Torts – Nature and Meaning:
The term ‘tort’ is derived from the Latin term ‘tortum’. Tort means a civil wrong. It is a wrong for which the remedy is to claim compensation, popularly called ‘damages’. This is different from criminal wrong where the wrongdoer is punished.
The person who suffers the injury is called the ‘victim’ or the ‘plaintiff’.
The person who is responsible for that injury is called the ‘tortfeasor’ or the ‘defendant’.
Basic Elements of ‘Tort’
From the above example, we can gather the essential elements of a ‘tort’. They are:
- Wrongful act or omission by the defendant.
- Such wrongful act or omission interferes with the legal rights of the plaintiff, i.e., legal injury to the plaintiff.
- Legal remedy of damages (compensation) is available to the plaintiff.

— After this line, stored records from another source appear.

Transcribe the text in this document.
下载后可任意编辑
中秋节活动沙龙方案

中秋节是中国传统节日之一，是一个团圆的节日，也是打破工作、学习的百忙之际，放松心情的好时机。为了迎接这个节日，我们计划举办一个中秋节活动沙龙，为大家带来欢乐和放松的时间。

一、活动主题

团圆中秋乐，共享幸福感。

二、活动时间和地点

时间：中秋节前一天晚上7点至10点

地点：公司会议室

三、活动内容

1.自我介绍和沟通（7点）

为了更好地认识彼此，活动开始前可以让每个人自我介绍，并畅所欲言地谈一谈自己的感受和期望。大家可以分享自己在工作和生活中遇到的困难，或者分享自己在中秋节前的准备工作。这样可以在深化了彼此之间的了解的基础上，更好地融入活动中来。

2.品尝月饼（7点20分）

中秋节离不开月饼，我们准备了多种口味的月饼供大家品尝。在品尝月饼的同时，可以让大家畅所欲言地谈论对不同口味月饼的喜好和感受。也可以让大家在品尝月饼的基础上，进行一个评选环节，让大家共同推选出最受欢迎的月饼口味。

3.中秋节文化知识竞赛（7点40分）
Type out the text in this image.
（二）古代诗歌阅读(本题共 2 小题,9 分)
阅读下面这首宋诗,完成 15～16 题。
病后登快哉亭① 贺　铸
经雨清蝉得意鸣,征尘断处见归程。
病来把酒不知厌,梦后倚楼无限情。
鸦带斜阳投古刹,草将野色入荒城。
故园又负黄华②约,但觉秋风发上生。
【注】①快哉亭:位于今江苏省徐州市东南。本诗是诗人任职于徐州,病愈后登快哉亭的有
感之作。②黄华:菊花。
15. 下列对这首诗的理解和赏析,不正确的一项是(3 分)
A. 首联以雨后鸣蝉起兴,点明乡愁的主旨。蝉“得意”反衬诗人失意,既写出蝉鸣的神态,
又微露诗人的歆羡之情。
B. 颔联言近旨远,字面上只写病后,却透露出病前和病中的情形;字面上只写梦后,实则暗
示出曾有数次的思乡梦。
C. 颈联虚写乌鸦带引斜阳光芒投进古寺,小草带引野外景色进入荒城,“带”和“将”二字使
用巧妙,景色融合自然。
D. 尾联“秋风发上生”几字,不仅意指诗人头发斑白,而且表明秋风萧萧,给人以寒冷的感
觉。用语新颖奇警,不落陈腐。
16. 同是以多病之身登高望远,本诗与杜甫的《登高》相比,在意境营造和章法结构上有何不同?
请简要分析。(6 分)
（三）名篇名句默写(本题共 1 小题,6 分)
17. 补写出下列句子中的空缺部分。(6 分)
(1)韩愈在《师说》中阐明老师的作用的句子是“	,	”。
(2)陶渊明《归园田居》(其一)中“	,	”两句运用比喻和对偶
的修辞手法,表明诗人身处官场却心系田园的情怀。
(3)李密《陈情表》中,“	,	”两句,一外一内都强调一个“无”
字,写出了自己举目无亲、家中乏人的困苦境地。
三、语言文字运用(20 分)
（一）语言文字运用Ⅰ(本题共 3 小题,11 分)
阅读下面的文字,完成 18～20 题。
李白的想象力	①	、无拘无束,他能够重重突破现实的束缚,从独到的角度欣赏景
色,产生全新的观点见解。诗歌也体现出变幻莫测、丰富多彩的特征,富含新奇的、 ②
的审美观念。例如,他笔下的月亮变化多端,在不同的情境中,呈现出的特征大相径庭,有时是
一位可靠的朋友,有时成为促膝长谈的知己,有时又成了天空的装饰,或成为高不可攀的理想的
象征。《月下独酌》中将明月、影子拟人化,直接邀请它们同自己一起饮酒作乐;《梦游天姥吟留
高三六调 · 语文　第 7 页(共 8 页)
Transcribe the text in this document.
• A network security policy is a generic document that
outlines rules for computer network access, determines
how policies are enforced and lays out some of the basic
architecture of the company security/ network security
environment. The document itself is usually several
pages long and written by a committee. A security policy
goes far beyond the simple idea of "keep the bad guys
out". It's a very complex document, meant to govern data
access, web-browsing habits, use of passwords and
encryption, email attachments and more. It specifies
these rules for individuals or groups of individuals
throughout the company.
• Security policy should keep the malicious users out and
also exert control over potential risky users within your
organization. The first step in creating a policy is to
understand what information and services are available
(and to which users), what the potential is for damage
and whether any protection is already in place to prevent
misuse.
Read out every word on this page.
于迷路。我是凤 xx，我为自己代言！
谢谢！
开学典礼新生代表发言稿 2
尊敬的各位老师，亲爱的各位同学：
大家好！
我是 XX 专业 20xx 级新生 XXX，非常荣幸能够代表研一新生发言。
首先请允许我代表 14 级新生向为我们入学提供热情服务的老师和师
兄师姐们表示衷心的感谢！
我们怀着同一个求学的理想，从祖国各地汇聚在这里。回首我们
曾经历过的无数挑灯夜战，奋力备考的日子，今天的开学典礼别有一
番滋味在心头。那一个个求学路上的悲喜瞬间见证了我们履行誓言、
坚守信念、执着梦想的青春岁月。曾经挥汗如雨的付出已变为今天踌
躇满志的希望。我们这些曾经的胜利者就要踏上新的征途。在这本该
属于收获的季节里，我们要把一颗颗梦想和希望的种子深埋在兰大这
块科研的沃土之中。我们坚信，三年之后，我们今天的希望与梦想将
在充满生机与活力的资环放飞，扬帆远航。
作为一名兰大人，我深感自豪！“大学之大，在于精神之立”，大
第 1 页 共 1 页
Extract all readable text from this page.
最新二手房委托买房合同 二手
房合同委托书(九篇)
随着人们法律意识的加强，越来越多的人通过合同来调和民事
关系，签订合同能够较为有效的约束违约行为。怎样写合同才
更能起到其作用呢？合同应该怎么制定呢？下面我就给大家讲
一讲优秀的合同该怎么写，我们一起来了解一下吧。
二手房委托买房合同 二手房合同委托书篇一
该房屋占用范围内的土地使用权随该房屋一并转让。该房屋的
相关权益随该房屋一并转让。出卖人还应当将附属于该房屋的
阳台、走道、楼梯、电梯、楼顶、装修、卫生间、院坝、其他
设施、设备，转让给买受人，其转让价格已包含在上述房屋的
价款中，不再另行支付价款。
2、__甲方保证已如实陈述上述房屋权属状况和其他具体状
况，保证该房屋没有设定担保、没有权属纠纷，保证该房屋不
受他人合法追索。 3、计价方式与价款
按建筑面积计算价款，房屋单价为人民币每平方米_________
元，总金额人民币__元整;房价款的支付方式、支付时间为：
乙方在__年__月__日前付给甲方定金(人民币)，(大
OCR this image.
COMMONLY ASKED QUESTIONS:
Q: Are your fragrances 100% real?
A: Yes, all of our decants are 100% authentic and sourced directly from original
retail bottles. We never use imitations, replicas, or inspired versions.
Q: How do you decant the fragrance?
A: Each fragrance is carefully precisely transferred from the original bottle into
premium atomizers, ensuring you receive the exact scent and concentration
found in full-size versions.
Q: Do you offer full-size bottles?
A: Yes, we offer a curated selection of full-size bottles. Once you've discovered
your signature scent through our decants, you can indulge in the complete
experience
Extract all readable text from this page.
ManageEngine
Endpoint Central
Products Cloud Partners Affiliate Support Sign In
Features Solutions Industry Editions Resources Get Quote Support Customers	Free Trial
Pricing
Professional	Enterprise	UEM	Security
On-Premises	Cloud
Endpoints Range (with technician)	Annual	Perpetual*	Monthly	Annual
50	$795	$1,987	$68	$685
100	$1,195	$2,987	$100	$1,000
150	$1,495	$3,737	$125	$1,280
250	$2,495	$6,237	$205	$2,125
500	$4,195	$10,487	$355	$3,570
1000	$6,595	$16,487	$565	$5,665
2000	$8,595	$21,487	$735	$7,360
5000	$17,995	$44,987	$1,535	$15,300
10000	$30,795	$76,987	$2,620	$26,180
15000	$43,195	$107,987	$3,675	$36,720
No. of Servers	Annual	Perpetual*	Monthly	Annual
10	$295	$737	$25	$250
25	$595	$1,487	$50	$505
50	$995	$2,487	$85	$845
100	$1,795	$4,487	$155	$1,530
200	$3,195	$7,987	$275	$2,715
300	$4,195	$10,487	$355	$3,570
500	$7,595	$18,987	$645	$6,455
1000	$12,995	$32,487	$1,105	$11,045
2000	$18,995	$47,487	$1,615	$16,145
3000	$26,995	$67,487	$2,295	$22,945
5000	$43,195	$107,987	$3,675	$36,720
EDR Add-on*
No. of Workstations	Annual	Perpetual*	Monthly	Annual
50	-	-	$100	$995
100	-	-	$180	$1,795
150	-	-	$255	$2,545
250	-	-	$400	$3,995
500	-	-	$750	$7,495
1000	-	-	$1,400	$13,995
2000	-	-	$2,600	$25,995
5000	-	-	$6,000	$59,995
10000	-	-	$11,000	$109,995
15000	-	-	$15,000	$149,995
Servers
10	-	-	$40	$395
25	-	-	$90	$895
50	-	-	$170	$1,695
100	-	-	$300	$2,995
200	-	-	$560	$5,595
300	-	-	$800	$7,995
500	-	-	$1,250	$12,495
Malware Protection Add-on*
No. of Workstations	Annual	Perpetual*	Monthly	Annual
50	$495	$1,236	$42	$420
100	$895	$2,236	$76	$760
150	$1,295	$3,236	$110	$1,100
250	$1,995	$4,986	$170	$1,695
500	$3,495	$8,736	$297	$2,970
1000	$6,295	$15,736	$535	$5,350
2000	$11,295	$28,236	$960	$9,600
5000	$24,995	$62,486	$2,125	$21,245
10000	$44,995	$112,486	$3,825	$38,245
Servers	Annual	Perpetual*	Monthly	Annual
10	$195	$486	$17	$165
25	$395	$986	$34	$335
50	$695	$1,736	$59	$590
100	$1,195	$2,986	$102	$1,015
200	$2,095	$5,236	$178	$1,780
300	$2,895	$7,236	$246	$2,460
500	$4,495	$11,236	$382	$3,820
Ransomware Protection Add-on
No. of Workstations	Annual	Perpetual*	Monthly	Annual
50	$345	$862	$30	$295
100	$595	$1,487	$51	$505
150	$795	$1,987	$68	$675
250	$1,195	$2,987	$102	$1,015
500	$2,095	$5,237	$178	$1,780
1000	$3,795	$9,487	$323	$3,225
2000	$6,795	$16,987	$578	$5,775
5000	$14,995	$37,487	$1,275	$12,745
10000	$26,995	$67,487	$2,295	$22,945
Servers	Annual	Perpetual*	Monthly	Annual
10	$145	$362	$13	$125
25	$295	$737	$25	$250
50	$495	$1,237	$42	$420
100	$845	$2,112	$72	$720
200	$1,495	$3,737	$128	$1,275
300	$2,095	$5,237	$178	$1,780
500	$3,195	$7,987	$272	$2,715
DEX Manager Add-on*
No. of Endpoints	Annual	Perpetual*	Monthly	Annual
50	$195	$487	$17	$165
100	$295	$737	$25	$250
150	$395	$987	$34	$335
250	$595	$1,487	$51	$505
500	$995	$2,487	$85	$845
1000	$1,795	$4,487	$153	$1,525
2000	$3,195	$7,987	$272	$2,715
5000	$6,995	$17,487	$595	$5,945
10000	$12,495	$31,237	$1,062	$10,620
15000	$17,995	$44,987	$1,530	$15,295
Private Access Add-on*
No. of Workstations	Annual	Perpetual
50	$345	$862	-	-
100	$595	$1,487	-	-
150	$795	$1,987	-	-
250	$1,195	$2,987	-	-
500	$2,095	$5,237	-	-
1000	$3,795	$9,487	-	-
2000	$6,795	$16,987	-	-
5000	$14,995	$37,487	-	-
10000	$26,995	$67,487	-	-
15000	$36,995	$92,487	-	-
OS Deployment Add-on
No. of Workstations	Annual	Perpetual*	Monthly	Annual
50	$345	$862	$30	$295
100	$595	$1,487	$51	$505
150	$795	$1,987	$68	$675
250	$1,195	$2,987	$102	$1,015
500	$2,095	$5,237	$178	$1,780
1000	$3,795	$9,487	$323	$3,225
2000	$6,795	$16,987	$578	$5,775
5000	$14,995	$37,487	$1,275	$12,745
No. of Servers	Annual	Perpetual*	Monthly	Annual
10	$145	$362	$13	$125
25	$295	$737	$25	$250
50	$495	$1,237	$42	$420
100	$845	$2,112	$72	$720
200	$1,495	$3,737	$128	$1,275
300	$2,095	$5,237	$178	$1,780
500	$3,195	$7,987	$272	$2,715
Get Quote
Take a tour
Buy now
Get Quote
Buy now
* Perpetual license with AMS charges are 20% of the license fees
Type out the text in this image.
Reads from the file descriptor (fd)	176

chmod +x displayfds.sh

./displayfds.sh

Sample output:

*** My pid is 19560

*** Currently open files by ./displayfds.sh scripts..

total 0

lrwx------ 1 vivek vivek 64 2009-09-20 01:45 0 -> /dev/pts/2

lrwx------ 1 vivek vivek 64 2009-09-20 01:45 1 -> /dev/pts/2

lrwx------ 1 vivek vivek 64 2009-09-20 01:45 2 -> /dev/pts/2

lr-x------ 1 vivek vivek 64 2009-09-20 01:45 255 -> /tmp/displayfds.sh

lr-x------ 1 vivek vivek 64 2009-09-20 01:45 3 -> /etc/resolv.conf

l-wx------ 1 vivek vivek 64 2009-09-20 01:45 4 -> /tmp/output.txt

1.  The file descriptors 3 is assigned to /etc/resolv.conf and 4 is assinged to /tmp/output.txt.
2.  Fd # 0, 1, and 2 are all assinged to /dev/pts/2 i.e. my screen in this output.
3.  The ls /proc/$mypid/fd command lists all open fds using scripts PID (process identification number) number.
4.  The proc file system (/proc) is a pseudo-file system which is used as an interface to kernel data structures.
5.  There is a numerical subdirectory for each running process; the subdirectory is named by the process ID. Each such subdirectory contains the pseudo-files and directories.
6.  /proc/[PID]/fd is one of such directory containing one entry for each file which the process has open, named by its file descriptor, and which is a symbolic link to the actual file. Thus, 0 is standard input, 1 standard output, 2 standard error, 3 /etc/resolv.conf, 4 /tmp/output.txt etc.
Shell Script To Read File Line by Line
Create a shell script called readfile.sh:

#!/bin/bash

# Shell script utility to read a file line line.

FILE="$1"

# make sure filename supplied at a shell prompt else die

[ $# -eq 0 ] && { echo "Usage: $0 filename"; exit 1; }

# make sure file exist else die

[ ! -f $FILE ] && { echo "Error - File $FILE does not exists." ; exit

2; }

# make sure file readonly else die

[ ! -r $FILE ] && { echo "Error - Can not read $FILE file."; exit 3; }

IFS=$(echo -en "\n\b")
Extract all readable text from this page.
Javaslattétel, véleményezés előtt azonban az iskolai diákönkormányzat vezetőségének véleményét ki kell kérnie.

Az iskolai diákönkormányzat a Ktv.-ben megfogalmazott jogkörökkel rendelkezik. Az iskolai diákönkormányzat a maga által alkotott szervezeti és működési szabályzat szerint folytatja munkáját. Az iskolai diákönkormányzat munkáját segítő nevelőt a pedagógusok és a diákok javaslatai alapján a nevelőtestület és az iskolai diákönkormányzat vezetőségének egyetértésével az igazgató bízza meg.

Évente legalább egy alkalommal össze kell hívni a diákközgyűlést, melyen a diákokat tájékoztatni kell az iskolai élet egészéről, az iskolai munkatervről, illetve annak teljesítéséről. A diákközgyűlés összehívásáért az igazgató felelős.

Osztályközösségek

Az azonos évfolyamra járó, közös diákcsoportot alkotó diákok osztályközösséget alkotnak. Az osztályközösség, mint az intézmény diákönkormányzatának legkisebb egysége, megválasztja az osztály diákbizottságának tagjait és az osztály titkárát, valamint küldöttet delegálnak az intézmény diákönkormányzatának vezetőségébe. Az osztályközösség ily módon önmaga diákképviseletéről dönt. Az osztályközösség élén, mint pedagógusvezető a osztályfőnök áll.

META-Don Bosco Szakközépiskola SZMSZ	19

Why do we need ‘Law of Torts’
All civilized legal systems of the world support the well-known maxim, ‘ubi jus ibi remedium’ i.e., where there is a right, there is a remedy. This is the purpose of the ‘Law of torts’.
Rights cannot exist in vacuum. There is always someone who owes a corresponding duty to the right holder.
I have a right to enjoy the peaceful possession of my house. My neighbors have a corresponding duty to ensure that my peace is not disturbed noise, say, from extremely loud music playing all through the night.
So, if I have a right, I can enjoy it only if my neighbors perform their duty towards me.
Therefore, the law of torts serves a two-fold purpose:
- Rights of people given to them by law must be protected.
- Upon violation of legal right, the victim must be given an adequate remedy to compensate for his loss.